INFO [10-17|10:05:26] Imported new chain segment blocks=44 txs=549 mgas=844.683 elapsed=8.110s mgasps=104.148 number=75497118 hash=f0429a…60e27b cache=4.99mB
INFO [10-17|10:05:28] Persisted trie from memory database nodes=1728 size=572.36kB time=12.981777ms gcnodes=7555 gcsize=2.91mB gctime=24.929708ms livenodes=9151 livesize=3.14mB
INFO [10-17|10:05:28] Persisted trie from memory database nodes=0 size=0.00B time=4.71µs gcnodes=0 gcsize=0.00B gctime=74.78µs livenodes=1 livesize=0.00B
INFO [10-17|10:05:28] Persisted trie from memory database nodes=0 size=0.00B time=2.16µs gcnodes=0 gcsize=0.00B gctime=53.612µs livenodes=1 livesize=0.00B
INFO [10-17|10:05:34] Imported new chain segment blocks=43 txs=554 mgas=845.706 elapsed=8.009s mgasps=105.582 number=75497161 hash=ec557f…9d8b89 cache=4.71mB
INFO [10-17|10:05:42] Imported new chain segment blocks=42 txs=549 mgas=824.981 elapsed=8.094s mgasps=101.919 number=75497203 hash=389103…84bd62 cache=4.74mB
I can reach the stats server with netcat or curl, I'm unsure why the application is getting TCP errors:
ubuntu@node:~$ host stats.xinfin.network
stats.xinfin.network has address 45.82.64.150
ubuntu@node:~$ nc stats.xinfin.network -zv 3000
Connection to stats.xinfin.network 3000 port [tcp/*] succeeded!

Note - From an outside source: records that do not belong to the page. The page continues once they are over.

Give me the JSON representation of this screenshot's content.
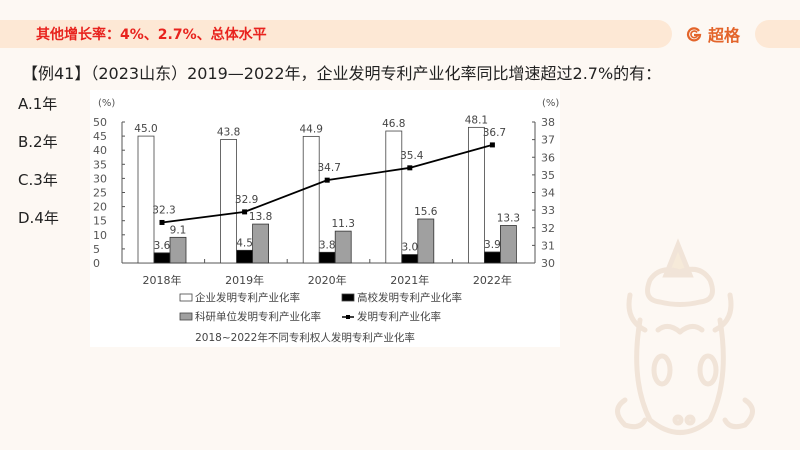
{
  "header": {
    "topic": "其他增长率：4%、2.7%、总体水平",
    "brand": "超格",
    "brand_color": "#e3642a",
    "topic_color": "#e8231e"
  },
  "question": {
    "text": "【例41】（2023山东）2019—2022年，企业发明专利产业化率同比增速超过2.7%的有：",
    "options": [
      "A.1年",
      "B.2年",
      "C.3年",
      "D.4年"
    ]
  },
  "chart_data": {
    "type": "bar",
    "title": "2018~2022年不同专利权人发明专利产业化率",
    "categories": [
      "2018年",
      "2019年",
      "2020年",
      "2021年",
      "2022年"
    ],
    "left_axis": {
      "unit": "(%)",
      "ylim": [
        0,
        50
      ],
      "ticks": [
        0,
        5,
        10,
        15,
        20,
        25,
        30,
        35,
        40,
        45,
        50
      ]
    },
    "right_axis": {
      "unit": "(%)",
      "ylim": [
        30,
        38
      ],
      "ticks": [
        30,
        31,
        32,
        33,
        34,
        35,
        36,
        37,
        38
      ]
    },
    "series": [
      {
        "name": "企业发明专利产业化率",
        "type": "bar",
        "axis": "left",
        "color": "#ffffff",
        "values": [
          45.0,
          43.8,
          44.9,
          46.8,
          48.1
        ],
        "labels": [
          "45.0",
          "43.8",
          "44.9",
          "46.8",
          "48.1"
        ]
      },
      {
        "name": "高校发明专利产业化率",
        "type": "bar",
        "axis": "left",
        "color": "#000000",
        "values": [
          3.6,
          4.5,
          3.8,
          3.0,
          3.9
        ],
        "labels": [
          "3.6",
          "4.5",
          "3.8",
          "3.0",
          "3.9"
        ]
      },
      {
        "name": "科研单位发明专利产业化率",
        "type": "bar",
        "axis": "left",
        "color": "#a0a0a0",
        "values": [
          9.1,
          13.8,
          11.3,
          15.6,
          13.3
        ],
        "labels": [
          "9.1",
          "13.8",
          "11.3",
          "15.6",
          "13.3"
        ]
      },
      {
        "name": "发明专利产业化率",
        "type": "line",
        "axis": "right",
        "color": "#000000",
        "values": [
          32.3,
          32.9,
          34.7,
          35.4,
          36.7
        ],
        "labels": [
          "32.3",
          "32.9",
          "34.7",
          "35.4",
          "36.7"
        ]
      }
    ],
    "legend_position": "bottom",
    "grid": false
  }
}
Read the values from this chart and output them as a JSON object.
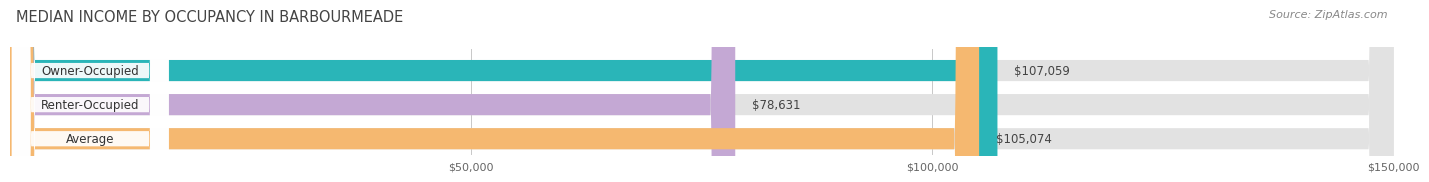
{
  "title": "MEDIAN INCOME BY OCCUPANCY IN BARBOURMEADE",
  "source": "Source: ZipAtlas.com",
  "categories": [
    "Owner-Occupied",
    "Renter-Occupied",
    "Average"
  ],
  "values": [
    107059,
    78631,
    105074
  ],
  "labels": [
    "$107,059",
    "$78,631",
    "$105,074"
  ],
  "bar_colors": [
    "#2ab5b8",
    "#c4a8d4",
    "#f5b870"
  ],
  "bar_bg_color": "#e2e2e2",
  "xlim": [
    0,
    150000
  ],
  "xticks": [
    50000,
    100000,
    150000
  ],
  "xticklabels": [
    "$50,000",
    "$100,000",
    "$150,000"
  ],
  "title_fontsize": 10.5,
  "source_fontsize": 8,
  "label_fontsize": 8.5,
  "cat_fontsize": 8.5,
  "tick_fontsize": 8,
  "background_color": "#f7f7f7",
  "figure_bg": "#ffffff",
  "bar_row_bg": "#ebebeb"
}
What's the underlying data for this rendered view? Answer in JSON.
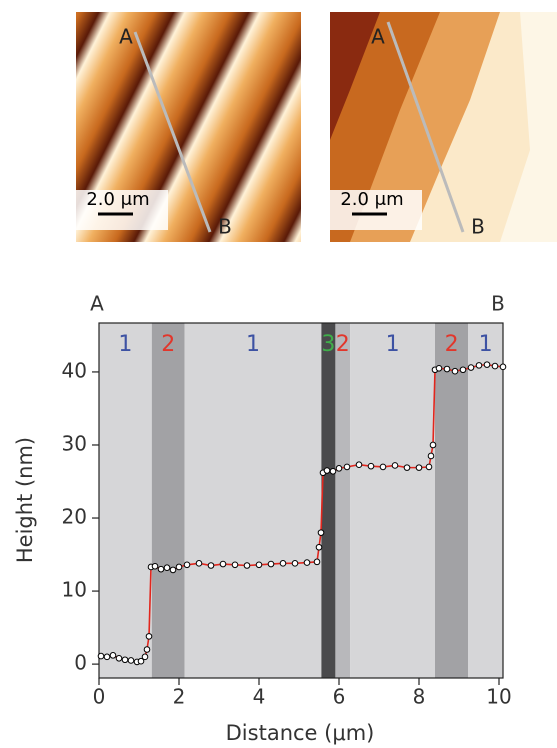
{
  "images": [
    {
      "start_label": "A",
      "end_label": "B",
      "scale_label": "2.0 μm"
    },
    {
      "start_label": "A",
      "end_label": "B",
      "scale_label": "2.0 μm"
    }
  ],
  "chart_data": {
    "type": "line",
    "start_label": "A",
    "end_label": "B",
    "x_label": "Distance (μm)",
    "y_label": "Height (nm)",
    "x": [
      0.05,
      0.2,
      0.35,
      0.5,
      0.65,
      0.8,
      0.95,
      1.05,
      1.15,
      1.2,
      1.25,
      1.3,
      1.4,
      1.55,
      1.7,
      1.85,
      2.0,
      2.2,
      2.5,
      2.8,
      3.1,
      3.4,
      3.7,
      4.0,
      4.3,
      4.6,
      4.9,
      5.2,
      5.45,
      5.5,
      5.55,
      5.6,
      5.7,
      5.85,
      6.0,
      6.2,
      6.5,
      6.8,
      7.1,
      7.4,
      7.7,
      8.0,
      8.25,
      8.3,
      8.35,
      8.4,
      8.5,
      8.7,
      8.9,
      9.1,
      9.3,
      9.5,
      9.7,
      9.9,
      10.1
    ],
    "values": [
      1.1,
      1.0,
      1.2,
      0.8,
      0.6,
      0.5,
      0.3,
      0.4,
      1.0,
      2.0,
      3.8,
      13.3,
      13.4,
      13.0,
      13.2,
      12.9,
      13.3,
      13.6,
      13.8,
      13.5,
      13.7,
      13.6,
      13.5,
      13.6,
      13.7,
      13.8,
      13.8,
      13.9,
      14.0,
      16.0,
      18.0,
      26.2,
      26.5,
      26.4,
      26.8,
      27.0,
      27.3,
      27.1,
      27.0,
      27.2,
      26.9,
      26.9,
      27.0,
      28.5,
      30.0,
      40.3,
      40.5,
      40.4,
      40.1,
      40.3,
      40.6,
      40.9,
      41.0,
      40.8,
      40.7
    ],
    "color": "#e2261d",
    "marker_color": "#000000",
    "xlim": [
      0,
      10.1
    ],
    "ylim": [
      -1.9,
      46.7
    ],
    "xticks": [
      0,
      2,
      4,
      6,
      8,
      10
    ],
    "yticks": [
      0,
      10,
      20,
      30,
      40
    ],
    "regions": [
      {
        "label": "1",
        "label_color": "#3d52a3",
        "start": 0,
        "end": 1.32,
        "fill": "#d6d6d8"
      },
      {
        "label": "2",
        "label_color": "#e2362b",
        "start": 1.32,
        "end": 2.14,
        "fill": "#a2a2a5"
      },
      {
        "label": "1",
        "label_color": "#3d52a3",
        "start": 2.14,
        "end": 5.56,
        "fill": "#d6d6d8"
      },
      {
        "label": "3",
        "label_color": "#3fae49",
        "start": 5.56,
        "end": 5.91,
        "fill": "#4a4a4c"
      },
      {
        "label": "2",
        "label_color": "#e2362b",
        "start": 5.91,
        "end": 6.28,
        "fill": "#b8b8bb"
      },
      {
        "label": "1",
        "label_color": "#3d52a3",
        "start": 6.28,
        "end": 8.4,
        "fill": "#d6d6d8"
      },
      {
        "label": "2",
        "label_color": "#e2362b",
        "start": 8.4,
        "end": 9.23,
        "fill": "#a2a2a5"
      },
      {
        "label": "1",
        "label_color": "#3d52a3",
        "start": 9.23,
        "end": 10.1,
        "fill": "#d6d6d8"
      }
    ]
  }
}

Does the node name passed as $INSTANCE_NAME need to be unique?
Are there any configuration options we can change in the node settings, or recommendations that you would make for system configuration to increase performance?
Is there any documentation on troubleshooting this kind of issue out there we should take a look at?